Route information
- Maintained by Karnataka Road Development Corporation Limited
- Length: 57.84 km (35.94 mi)

Major junctions
- North end: Jannapura
- South end: Vanagoor/Kudrasthe

Location
- Country: India
- State: Karnataka
- Primary destinations: Hanbalu, Aane Mahal, Hethur

Highway system
- Roads in India; Expressways; National; State; Asian; State Highways in Karnataka

= State Highway 107 (Karnataka) =

State Highway of Karnataka

State Highway 107, also known as SH-107, is a state highway connecting Jannapura village of Mudigere taluk in Chikkamagaluru district and Vanagoor village of Sakleshpura taluk in Hassan district, in the South Indian state of Karnataka.

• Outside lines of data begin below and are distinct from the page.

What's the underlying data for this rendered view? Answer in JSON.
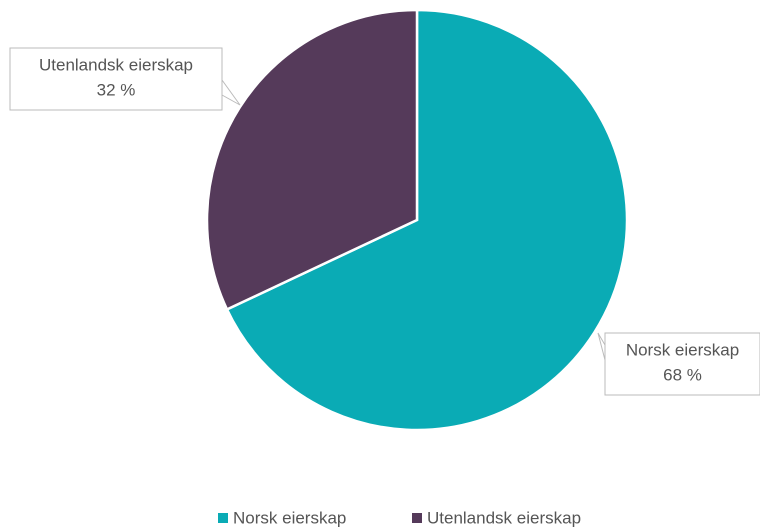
{
  "chart_data": {
    "type": "pie",
    "categories": [
      "Norsk eierskap",
      "Utenlandsk eierskap"
    ],
    "values": [
      68,
      32
    ],
    "value_labels": [
      "68 %",
      "32 %"
    ],
    "colors": [
      "#0aabb5",
      "#553a5a"
    ],
    "legend": "bottom"
  }
}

It has a total length of 57.84 km.

It is a short distance State Highway, passing entirely through the hilly regions of Hassan and Chikkamagaluru districts. No major cities lie on this highway.

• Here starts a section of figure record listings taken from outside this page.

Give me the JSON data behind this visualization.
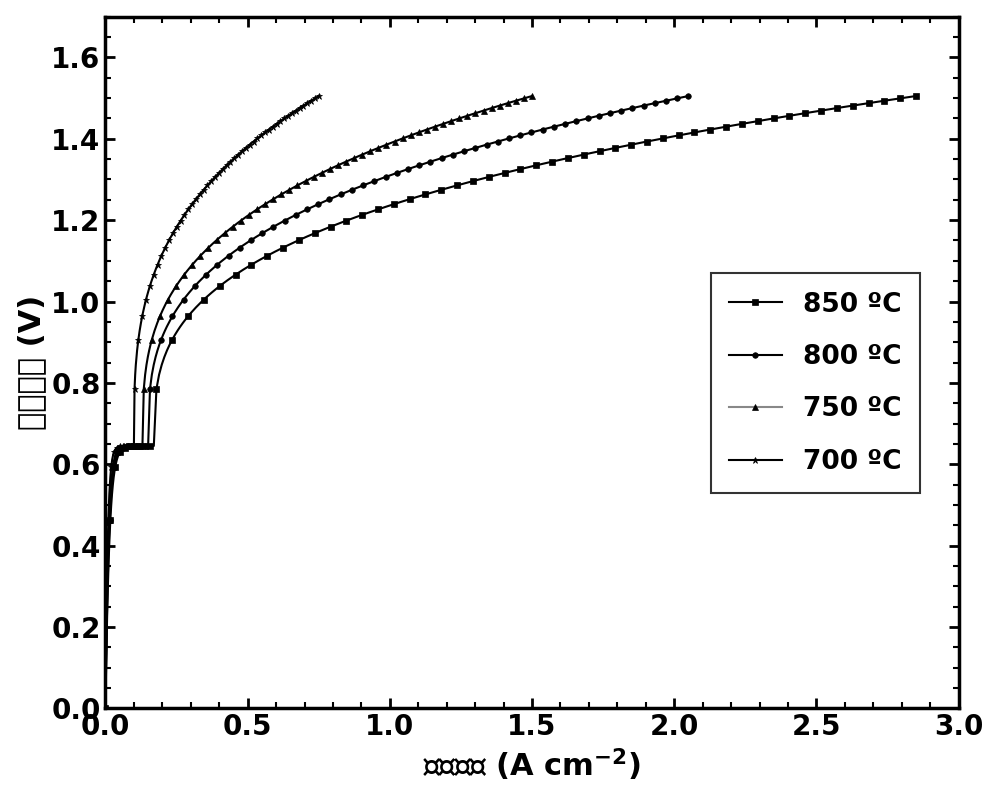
{
  "xlabel": "电流密度 (A cm⁻²)",
  "ylabel": "电池电压 (V)",
  "xlim": [
    0.0,
    3.0
  ],
  "ylim": [
    0.0,
    1.7
  ],
  "xticks": [
    0.0,
    0.5,
    1.0,
    1.5,
    2.0,
    2.5,
    3.0
  ],
  "yticks": [
    0.0,
    0.2,
    0.4,
    0.6,
    0.8,
    1.0,
    1.2,
    1.4,
    1.6
  ],
  "legend_labels": [
    "850 ºC",
    "800 ºC",
    "750 ºC",
    "700 ºC"
  ],
  "markers": [
    "s",
    "o",
    "^",
    "*"
  ],
  "line_color": "#000000",
  "legend_750_color": "#808080",
  "legend_700_color": "#606060",
  "background_color": "#ffffff",
  "label_fontsize": 22,
  "tick_fontsize": 20,
  "legend_fontsize": 19,
  "line_width": 1.5,
  "marker_size_s": 4,
  "marker_size_o": 4,
  "marker_size_tri": 4,
  "marker_size_star": 5,
  "series": [
    {
      "label": "850 ºC",
      "i_max": 2.85,
      "v_oc": 1.505,
      "knee_i": 0.17,
      "alpha": 0.32,
      "V_knee": 0.645,
      "marker": "s",
      "marker_size": 4,
      "color": "#000000"
    },
    {
      "label": "800 ºC",
      "i_max": 2.05,
      "v_oc": 1.505,
      "knee_i": 0.15,
      "alpha": 0.32,
      "V_knee": 0.645,
      "marker": "o",
      "marker_size": 4,
      "color": "#000000"
    },
    {
      "label": "750 ºC",
      "i_max": 1.5,
      "v_oc": 1.505,
      "knee_i": 0.13,
      "alpha": 0.32,
      "V_knee": 0.645,
      "marker": "^",
      "marker_size": 4,
      "color": "#000000"
    },
    {
      "label": "700 ºC",
      "i_max": 0.75,
      "v_oc": 1.505,
      "knee_i": 0.1,
      "alpha": 0.32,
      "V_knee": 0.645,
      "marker": "*",
      "marker_size": 5,
      "color": "#000000"
    }
  ]
}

Towns and villages located on this highway are: Jannapura, Bettadamane, Shiragundha, Anjugodana halli, Avarekadu, Baachanahalli, Hanbalu, Venkatahalli, Agalatti, Kyamanahalli, Gaanada hole, Hebbasale, Aane Mahal (on NH-75), Hirugalu, Sathigala, Jaanekere, Sullakki, Laxmipura, Vaddara halli, Hiriyuru, Bannalli, Konabana halli, Hethur, Hadya, Halliyuru, Byagadahalli and Vanagoor.

In the northern end, at Jannapura, this highway originates from National Highway 73 (India) and traverses south to meet State Highway 8 (Karnataka) and State Highway 85 (Karnataka) at Vanagoor. Due to confluence of these three highways, Vanagoor is also called as Kudrasthe.